Expect one block of collaboration per day per person

Each person on our product team spends one chunk doing collaborative work like answering questions, providing feedback, or doing code reviews. I typically do this conversational work at the start of each day.

The obvious benefit of only being expected to respond to communications once a day is that you can batch all your communications together in one shot and then have the rest of the day to work in silence.

The non-obvious benefit is that you can get the benefits of deep work for a traditionally non-deep task of answering correspondences. When I set aside a full hour in my day to answer questions, emails, and review things, I find I am more detailed, thoughtful and insightful than if I were to answer things as they rolled in. Setting aside that hour lets me treat the work of providing good answers and feedback as meaningful work itself as opposed to a pesky interruption I’m trying to squeeze into my day. When everyone on a team buys into this, it creates a culture of thoughtful conversation and feedback that raises the quality of the end product being created.
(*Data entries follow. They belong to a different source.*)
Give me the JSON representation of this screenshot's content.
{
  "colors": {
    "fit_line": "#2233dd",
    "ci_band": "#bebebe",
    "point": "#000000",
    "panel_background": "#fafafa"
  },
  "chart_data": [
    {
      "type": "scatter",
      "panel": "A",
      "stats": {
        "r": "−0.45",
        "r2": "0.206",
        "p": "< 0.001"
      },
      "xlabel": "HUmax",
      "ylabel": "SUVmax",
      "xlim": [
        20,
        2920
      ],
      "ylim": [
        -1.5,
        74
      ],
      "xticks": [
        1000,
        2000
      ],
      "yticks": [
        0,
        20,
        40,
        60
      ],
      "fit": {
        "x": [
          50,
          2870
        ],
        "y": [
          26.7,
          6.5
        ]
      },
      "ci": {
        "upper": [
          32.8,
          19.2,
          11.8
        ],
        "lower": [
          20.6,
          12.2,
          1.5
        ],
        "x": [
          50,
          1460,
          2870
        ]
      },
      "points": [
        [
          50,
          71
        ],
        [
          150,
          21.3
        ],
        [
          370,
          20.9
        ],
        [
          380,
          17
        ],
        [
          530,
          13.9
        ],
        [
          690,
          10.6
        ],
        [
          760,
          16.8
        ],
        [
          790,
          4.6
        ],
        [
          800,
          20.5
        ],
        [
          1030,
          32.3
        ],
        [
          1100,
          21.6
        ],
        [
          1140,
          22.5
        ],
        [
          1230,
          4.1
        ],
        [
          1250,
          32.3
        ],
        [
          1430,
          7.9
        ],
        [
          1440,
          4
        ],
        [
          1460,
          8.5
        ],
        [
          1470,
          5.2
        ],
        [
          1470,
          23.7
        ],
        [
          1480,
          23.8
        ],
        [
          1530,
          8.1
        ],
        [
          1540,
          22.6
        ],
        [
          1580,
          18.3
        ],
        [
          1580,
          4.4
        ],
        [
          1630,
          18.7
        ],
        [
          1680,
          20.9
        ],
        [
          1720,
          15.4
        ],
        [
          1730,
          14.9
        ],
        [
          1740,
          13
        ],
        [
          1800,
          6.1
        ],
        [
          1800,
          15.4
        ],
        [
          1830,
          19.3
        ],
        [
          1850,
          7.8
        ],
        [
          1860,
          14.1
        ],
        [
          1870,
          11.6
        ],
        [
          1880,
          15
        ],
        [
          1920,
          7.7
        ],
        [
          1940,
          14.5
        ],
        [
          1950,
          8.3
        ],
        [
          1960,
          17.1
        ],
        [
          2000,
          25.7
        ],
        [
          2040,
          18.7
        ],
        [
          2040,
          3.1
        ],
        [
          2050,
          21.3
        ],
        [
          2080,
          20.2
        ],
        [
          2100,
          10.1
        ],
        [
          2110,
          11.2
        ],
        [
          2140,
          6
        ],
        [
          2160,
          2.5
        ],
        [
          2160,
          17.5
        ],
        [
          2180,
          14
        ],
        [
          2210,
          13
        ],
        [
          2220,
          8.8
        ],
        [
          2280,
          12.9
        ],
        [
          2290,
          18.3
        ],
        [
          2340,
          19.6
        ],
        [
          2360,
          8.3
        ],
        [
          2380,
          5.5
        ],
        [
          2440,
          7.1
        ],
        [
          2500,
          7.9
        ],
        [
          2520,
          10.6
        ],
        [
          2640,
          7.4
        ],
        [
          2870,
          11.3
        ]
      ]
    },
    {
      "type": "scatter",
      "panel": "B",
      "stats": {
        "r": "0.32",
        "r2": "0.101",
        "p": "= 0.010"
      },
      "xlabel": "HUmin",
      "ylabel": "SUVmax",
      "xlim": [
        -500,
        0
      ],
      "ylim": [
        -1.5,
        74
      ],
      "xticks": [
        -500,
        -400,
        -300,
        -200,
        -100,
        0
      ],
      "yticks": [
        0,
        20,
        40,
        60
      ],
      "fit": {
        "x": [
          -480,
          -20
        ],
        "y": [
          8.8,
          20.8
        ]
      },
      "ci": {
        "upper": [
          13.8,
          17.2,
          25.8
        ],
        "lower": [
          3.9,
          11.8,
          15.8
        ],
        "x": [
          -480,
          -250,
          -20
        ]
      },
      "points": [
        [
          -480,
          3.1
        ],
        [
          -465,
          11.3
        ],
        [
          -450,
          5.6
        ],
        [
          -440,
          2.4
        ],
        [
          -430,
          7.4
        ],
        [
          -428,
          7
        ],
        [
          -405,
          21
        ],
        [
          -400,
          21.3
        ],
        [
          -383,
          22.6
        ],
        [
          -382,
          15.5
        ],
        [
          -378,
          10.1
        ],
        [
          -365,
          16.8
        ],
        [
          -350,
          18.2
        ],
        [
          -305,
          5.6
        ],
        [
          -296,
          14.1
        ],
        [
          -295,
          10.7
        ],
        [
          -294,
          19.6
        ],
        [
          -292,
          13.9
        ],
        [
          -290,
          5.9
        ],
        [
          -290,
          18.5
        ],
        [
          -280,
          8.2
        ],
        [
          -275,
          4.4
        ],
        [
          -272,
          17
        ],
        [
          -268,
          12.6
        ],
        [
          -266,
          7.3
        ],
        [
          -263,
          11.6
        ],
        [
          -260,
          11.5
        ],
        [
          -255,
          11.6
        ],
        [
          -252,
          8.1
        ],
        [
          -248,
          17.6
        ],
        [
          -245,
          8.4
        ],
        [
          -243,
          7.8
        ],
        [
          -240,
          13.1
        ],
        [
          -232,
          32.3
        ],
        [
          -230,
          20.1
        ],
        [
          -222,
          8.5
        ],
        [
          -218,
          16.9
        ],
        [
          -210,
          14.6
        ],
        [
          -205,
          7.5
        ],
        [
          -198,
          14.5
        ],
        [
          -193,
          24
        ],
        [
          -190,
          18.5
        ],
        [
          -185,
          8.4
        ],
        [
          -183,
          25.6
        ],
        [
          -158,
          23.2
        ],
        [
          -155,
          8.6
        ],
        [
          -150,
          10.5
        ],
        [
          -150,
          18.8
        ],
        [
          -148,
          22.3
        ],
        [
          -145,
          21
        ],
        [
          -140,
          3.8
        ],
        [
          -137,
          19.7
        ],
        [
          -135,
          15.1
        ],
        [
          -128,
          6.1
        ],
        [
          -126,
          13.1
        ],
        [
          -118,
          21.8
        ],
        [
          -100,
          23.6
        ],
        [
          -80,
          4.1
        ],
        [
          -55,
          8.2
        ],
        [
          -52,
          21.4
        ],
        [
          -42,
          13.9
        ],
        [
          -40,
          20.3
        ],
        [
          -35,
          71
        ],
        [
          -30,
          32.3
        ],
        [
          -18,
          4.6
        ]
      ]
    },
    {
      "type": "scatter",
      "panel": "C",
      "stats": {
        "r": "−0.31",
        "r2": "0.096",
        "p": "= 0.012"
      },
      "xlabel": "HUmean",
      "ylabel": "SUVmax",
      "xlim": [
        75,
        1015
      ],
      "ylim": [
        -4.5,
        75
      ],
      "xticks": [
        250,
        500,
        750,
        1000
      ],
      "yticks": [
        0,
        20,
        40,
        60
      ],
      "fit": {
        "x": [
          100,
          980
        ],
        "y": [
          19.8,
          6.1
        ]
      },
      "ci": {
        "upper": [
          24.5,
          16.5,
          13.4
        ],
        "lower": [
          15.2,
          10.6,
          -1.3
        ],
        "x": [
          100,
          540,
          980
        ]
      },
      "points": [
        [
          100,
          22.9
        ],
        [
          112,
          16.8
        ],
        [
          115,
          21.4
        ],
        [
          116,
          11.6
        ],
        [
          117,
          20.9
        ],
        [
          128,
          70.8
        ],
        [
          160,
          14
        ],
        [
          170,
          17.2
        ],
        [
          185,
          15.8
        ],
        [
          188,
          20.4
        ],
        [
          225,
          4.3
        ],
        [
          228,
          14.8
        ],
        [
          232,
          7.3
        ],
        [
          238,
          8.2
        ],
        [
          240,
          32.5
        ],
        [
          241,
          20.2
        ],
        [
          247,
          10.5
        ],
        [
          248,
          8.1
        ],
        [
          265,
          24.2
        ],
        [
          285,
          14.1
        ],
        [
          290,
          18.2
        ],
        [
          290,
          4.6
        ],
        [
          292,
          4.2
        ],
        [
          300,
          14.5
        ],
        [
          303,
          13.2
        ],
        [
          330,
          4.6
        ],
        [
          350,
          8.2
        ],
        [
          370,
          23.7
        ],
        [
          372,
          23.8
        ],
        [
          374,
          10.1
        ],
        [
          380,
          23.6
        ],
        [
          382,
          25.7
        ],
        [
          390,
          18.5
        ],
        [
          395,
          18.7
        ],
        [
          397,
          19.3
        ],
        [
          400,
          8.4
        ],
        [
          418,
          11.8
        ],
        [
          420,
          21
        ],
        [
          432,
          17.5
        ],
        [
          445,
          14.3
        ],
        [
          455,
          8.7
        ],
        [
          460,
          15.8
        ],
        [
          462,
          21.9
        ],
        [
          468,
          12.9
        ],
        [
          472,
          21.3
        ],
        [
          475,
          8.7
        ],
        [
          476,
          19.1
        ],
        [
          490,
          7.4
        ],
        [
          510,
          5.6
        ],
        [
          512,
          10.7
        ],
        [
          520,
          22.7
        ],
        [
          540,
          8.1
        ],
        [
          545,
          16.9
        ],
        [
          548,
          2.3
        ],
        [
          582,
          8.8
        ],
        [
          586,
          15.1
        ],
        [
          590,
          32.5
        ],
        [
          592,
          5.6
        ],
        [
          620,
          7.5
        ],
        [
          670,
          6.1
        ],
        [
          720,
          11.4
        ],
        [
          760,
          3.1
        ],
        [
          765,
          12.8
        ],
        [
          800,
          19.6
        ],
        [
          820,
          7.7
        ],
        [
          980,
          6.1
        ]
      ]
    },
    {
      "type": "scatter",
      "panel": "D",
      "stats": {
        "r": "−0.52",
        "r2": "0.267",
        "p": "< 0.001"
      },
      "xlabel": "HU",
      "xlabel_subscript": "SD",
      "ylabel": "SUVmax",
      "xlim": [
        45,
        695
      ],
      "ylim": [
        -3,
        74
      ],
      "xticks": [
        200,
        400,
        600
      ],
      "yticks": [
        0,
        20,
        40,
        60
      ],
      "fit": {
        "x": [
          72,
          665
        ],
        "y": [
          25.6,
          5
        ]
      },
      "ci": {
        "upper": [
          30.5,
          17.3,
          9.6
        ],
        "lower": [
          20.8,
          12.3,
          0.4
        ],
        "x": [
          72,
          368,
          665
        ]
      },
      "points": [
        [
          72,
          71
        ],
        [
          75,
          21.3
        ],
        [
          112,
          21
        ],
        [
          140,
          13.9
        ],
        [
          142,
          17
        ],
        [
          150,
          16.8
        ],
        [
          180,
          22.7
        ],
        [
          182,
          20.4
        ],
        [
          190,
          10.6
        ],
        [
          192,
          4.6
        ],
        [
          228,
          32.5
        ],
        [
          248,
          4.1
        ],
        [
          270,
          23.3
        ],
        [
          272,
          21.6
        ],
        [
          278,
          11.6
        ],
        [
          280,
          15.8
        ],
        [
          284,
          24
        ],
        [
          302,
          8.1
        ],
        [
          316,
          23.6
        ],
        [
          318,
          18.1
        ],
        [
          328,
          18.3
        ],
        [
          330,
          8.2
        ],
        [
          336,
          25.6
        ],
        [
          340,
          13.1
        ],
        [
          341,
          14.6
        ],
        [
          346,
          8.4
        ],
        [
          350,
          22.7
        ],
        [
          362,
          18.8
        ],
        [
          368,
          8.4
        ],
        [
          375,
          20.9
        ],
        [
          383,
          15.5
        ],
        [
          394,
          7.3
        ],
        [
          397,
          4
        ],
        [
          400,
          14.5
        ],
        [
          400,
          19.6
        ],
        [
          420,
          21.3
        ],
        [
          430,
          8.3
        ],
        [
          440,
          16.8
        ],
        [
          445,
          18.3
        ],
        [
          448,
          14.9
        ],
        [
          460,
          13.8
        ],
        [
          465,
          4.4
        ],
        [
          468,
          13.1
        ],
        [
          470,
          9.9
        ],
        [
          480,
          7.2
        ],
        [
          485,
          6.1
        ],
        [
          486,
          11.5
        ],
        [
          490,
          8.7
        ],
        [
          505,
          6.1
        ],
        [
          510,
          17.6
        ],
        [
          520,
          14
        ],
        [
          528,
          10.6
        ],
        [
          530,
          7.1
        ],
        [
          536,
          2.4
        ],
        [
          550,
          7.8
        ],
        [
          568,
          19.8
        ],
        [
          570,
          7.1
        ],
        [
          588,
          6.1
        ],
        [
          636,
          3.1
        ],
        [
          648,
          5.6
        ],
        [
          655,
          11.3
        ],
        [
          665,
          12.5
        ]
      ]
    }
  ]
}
Be thoughtful about mentions and asks

We field hundreds of tickets a day in customer support and are always trying to route feedback and ideas to the right people inside our team without overwhelming people with conversational load. We’ve created a two tier system for mentioning colleagues on conversations.

We use the typical at-mention syntax when we want to get feedback in within a day. And for conversations that are valuable but aren’t urgent, we ‘tag’ the conversation with a specific tag for each person. This gives each person to read and process those less urgent conversations in one go at a time that works for them.

It’s easier to do deep work when you implement it as a team goal and make protecting other’s deep work time the cultural norm. When deep work isn’t a team sport, deep work practitioners tend to come off as a quirky and unreliable misanthropes.